Internal Curing of High-Performance Concrete Using Lightweight Aggregates and Other Techniques

Project Details







Jones, Wesley A; House, Mitch W; Weiss, W Jason; Purdue University


Colorado DOT; FHWA


Concrete curing; Freeze thaw durability; High performance concrete; Lightweight aggregates; Mix design

Project description

Internally cured concrete has been rapidly emerging over the last decade as an effective way to improve the performance of concrete. Internal curing (IC) holds promise for producing concrete with an increased resistance to early-age cracking and enhanced durability (Bentz and Weiss, 2011). IC is a simple and effective way to cure concrete. Proper internal curing supplies water that is necessary to relieve stress buildup due to self-desiccation. Typically this is done using pre-wetted lightweight aggregates (LWAs), as this is the most commercially available application at the present time.

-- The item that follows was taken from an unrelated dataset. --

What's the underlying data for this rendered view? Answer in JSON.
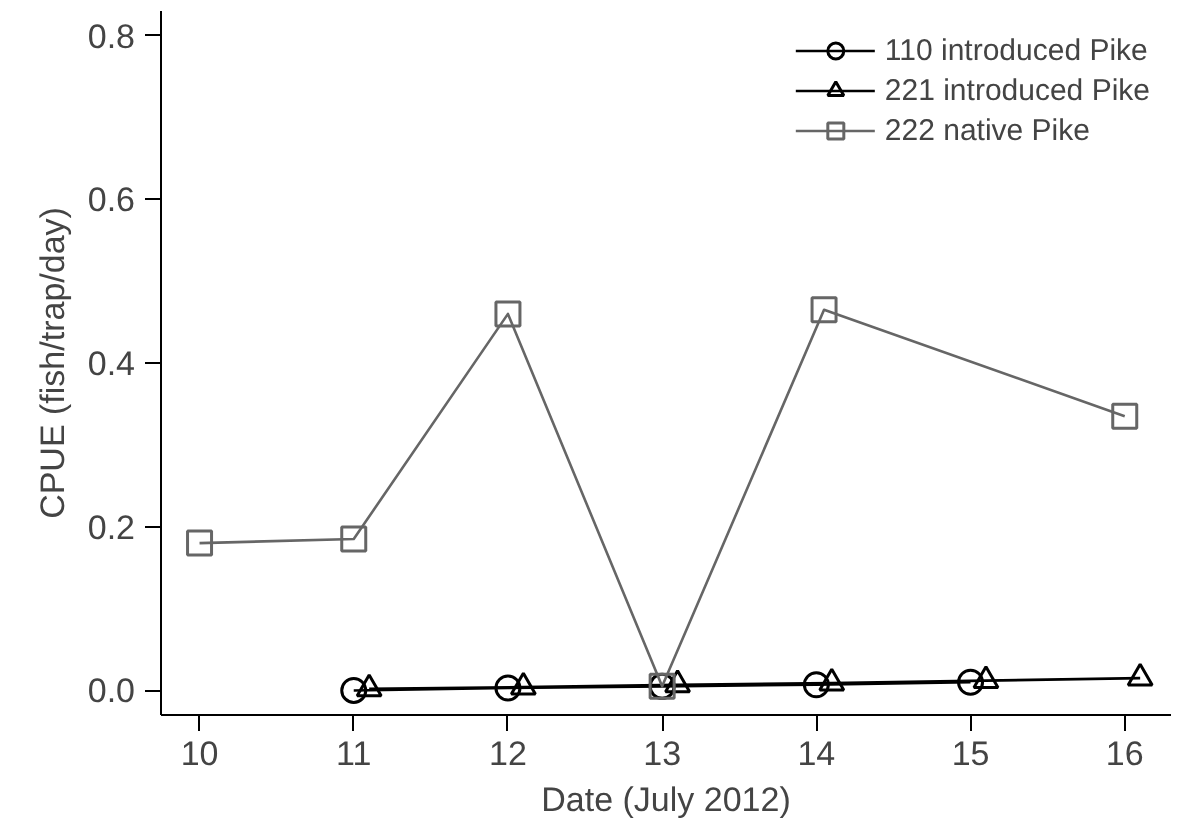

IC has shown reduced autogenous and drying shrinkage cracking, improved fluid absorption resistance, improved compressive strength, and reduced ion diffusion. It is becoming increasingly clear that internal curing has great potential for the concrete industry to create a longer lasting, more sustainable product. This report specifically examines the freeze-thaw resistance of internally cured concrete. It is shown that internally cured concrete, using the recommended mixture proportions (i.e., pre-wetted fine LWAs to replace only the water lost due to chemical shrinkage) is freeze-thaw resistant. Internal curing has shown, as outlined in this report, to be a simple and cost-effective way to create longer lasting, more durable concrete. The initial cost of a bridge deck concrete can increase in price anywhere from 3 to 10 $/yd3. However, this percentage when compared with the cost of a bridge is typically negligible, especially when considering an increased service life and reduced maintenance cost. Colorado Department of Transportation (CDOT) can benefit from this research by applying what has been presented in this study to create longer lasting, more durable bridge decks.